Et Moshé est puni de ne pas croire en la force de la parole, puni d’avoir substitué le geste à la parole. Pourquoi cette substitution ? Probablement du fait de cette panique, du fait d’une surabsorbtion d’affect et d’émotion. Surabsorbtion qui paralyse la capacité de parole. Est-ce l’effet de la seule colère ? On ne le dirait pas. Le texte décrit combien Moshé est blessé par la situation.

Et puis il y a la prophétie…qu’il est très difficile de définir ou encore de situer. Existe-t-elle encore aujourd’hui ? Et si on penche pour l’affirmatif, sous quelle forme ? Le prophète prédirait-il l’avenir ? Ou son rôle serait-il plutôt de faire savoir l’avis divin sur telle ou autre situation ? Il est en tout cas au temps biblique un individu dont la parole est génératrice, voisine d’acte. Pour Maïmonide, la prophétie n’est pas un message envoyé ponctuellement mais la capacité du prophète à se brancher sur une parole divine constamment émise. Le prophète serait à ce moment comme en transe, ou, pour paraphraser Hugo, en panique de sa relation au réel.

Et le prophète est en colère, comme on le voit chez Elie. La colère n’annule pas la prophétie. Il semblerait que la blessure annulerait plus. Comme dans le cas de Yona qui fait la grève de la prophétie par écœurement provoqué par la situation. Écœurement à interpréter comme blessure, blessure émotionnelle ou blessure narcissique.

Pourquoi cette omniprésence de la parole sous tous ses aspects dans un livre que l’on a coutume de nommer « dans le désert » et non « paroles » comme celui qui le suit ? Le mot « désert » (et, véritablement, midbar ne désigne pas le désert mais le lieu de patûre : le berger fait paître son troupeau de menu bétail se dit en hébreu « haroeh madbir et’ hatson’ », et la désinfection par extermination des microbes ou insectes nuisibles se dit hadbara) est peut-être le lieu le plus approprié d’où faire surgir la parole ?  ou comme pour insinuer qu’au nombre des paroles par lesquelles se crée le monde il convient d’inclure les silences intercalés entre elles. Silence comme espace de parole. Midbar comme lieu de vide mais dans lequel on peut paître, et vivre, quarante ans.

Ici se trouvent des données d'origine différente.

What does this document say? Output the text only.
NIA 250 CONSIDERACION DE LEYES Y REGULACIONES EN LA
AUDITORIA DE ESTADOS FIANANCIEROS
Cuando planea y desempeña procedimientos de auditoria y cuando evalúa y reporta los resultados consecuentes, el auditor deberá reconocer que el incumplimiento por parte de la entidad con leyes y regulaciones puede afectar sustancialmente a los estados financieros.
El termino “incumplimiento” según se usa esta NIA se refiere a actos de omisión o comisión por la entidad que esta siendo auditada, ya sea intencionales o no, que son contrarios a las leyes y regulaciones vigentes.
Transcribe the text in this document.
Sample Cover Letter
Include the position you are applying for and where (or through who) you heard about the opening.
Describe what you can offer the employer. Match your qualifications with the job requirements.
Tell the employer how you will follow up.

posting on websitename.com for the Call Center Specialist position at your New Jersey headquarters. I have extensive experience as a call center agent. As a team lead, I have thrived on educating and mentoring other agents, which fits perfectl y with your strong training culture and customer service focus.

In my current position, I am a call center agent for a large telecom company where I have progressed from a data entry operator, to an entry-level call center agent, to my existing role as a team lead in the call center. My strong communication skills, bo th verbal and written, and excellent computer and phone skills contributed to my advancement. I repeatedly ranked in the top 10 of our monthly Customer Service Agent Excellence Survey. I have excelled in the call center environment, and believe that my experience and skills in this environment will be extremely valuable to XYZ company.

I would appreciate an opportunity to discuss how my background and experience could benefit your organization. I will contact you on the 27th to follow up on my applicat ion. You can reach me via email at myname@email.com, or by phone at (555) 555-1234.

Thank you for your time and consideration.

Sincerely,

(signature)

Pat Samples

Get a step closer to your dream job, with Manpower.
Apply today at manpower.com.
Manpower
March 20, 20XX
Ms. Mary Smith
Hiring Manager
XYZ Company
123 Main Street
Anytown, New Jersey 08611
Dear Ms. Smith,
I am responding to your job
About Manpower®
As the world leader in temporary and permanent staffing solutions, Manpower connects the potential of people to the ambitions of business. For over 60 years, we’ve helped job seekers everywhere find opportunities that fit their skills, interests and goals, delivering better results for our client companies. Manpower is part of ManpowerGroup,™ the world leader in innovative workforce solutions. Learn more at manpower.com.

Ces diverses occurences de la parole au long du sefer bamidbar déclinent les multiples façons par lesquelles la parole a un impact sur le monde, jusqu’à fabriquer ou jusqu’à détruire. A nous de nous enrichir de ce don de parole qui nous a été donné, en tant que créature caractérisée par sa faculté de parole, et de l’utiliser au mieux. A nous de ne pas la salir, ni de la laisser nous salir.

Puissions-nous émettre la prière qu’elle puisse nous aider à avancer, à négocier. Sachons ne pas l’utiliser à mauvais escient, succomber au doute, à la colère, à la médisance, à la paranoïa ou à la blessure, sachons ne pas ressembler à cette ânesse, sachons nous dépasser nous-mêmes par ses bienfaits, dans la poésie, la pensée profonde, ou le silence, sachons trouver ce lieu d’où elle surgit comme d’entre les chérubins, dans le dialogue, afin qu’elle nous soit source de bénédiction.